In der Ikonographie unseres Nachrichtenalltags stehen jetzt verständlicherweise die Bilder von Intensivstationen in Krankenhäusern an oberster Stelle. Es sind Bilder, in denen für die Schönheit sprachlicher Gebilde kein Platz ist. Da sind Geräte und Schläuche und Instrumente und natürlich Menschen, die tun, was getan werden muss, um Leben zu erhalten. Es geht auf diesen Bildern um sein oder nicht sein, es geht um die notwendige Voraussetzung für alles andere: für Wohlempfinden, Glück, Liebe und Kunst. Wo sieht man sich als Maler, als Musiker oder als Schriftsteller in diesen Bildern stehen? Allenfalls am Rande, und eigentlich gar nicht.

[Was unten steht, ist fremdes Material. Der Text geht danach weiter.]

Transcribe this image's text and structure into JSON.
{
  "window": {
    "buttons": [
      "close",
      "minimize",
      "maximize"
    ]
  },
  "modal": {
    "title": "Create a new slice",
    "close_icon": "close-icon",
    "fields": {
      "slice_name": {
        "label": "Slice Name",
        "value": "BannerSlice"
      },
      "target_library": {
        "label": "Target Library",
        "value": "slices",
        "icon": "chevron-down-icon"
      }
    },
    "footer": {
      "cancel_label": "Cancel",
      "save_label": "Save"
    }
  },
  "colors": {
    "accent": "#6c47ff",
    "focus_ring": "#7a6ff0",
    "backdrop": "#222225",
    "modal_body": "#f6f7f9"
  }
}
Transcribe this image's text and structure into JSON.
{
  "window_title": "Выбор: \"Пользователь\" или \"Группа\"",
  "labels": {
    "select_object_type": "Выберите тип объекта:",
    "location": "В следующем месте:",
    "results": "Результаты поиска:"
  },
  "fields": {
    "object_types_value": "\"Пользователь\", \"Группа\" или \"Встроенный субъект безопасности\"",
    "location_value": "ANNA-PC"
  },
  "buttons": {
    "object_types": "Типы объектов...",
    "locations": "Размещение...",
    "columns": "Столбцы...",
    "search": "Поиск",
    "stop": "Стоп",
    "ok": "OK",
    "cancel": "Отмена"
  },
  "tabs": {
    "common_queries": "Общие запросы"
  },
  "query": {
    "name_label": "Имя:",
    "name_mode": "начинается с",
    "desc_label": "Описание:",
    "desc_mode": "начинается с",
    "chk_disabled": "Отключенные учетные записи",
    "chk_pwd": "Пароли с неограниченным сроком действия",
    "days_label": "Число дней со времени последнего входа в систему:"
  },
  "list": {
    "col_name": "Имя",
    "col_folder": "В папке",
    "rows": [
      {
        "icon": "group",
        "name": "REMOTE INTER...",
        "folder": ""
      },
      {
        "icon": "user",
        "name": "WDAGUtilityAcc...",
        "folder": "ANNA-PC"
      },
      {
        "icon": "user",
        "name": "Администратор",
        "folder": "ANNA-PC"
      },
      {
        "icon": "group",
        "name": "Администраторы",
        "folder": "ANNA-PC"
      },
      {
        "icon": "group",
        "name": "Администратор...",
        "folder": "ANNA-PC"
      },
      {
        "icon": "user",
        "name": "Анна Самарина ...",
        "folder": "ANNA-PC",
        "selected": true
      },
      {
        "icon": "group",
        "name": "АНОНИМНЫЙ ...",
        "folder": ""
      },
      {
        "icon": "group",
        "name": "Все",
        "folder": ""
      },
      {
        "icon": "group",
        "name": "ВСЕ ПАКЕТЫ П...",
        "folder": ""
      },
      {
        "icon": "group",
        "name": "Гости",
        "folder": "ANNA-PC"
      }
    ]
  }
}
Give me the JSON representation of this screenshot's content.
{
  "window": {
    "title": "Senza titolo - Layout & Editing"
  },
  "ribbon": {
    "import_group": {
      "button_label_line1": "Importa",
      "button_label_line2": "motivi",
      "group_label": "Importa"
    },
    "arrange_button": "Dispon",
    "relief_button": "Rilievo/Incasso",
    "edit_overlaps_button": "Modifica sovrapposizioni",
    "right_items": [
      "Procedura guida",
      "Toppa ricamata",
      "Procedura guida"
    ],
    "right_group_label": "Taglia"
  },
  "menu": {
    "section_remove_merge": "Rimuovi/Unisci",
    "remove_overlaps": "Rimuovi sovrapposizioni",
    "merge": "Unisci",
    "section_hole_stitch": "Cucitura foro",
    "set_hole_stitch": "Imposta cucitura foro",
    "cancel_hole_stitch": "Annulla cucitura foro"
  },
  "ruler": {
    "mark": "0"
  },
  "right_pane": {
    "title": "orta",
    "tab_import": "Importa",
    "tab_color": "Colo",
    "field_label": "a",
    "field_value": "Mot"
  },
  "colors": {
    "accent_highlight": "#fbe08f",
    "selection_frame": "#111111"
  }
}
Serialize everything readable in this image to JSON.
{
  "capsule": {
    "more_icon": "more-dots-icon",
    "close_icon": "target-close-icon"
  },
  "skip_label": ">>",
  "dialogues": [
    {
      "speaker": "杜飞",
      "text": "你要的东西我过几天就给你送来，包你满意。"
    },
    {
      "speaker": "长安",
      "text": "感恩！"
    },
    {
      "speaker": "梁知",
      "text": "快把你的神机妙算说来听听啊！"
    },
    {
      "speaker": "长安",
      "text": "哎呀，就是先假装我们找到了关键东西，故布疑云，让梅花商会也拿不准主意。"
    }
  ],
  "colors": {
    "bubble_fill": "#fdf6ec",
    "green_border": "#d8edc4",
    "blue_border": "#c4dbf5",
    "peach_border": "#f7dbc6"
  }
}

Ich weiß, ich sollte nicht klagen. Ich sollte lieber abwarten. Corona geht vorbei, zumindest ist das einigermaßen wahrscheinlich. Danach werden alle mit umso größerer Begeisterung zurückkehren zu dem, was sie vermisst haben. Alle Konzerte und Ausstellungen und Lesungen werden übervoll sein mit Menschen, die, als es ihnen fehlte, endlich so richtig begriffen haben, was sie lieben und brauchen. Es wird eine Renaissance der Künste geben, die Menschen werden auf den Straßen tanzen, als wäre ein Krieg beendet worden. Hoffentlich. jedenfalls sollte ich darauf warten. Und das tue ich natürlich auch.

Leider ist das Warten eine vertrackte Untätigkeit. Wer wartet, bekommt unversehens Besuch von Gespenstern. Die meinen raunen, so manches werde nach Corona nicht mehr sein, was es bislang war. Ich selbst womöglich inbegriffen. Was soll ich Ihnen antworten?

Nun, ich schalte dann den PC an, rufe diesen Text auf, an dem ich gestern gearbeitet habe, lese ihn durch, mache Korrekturen und schaue, ob ich weiß, wie es weitergeht. Und ob ich das formulieren kann.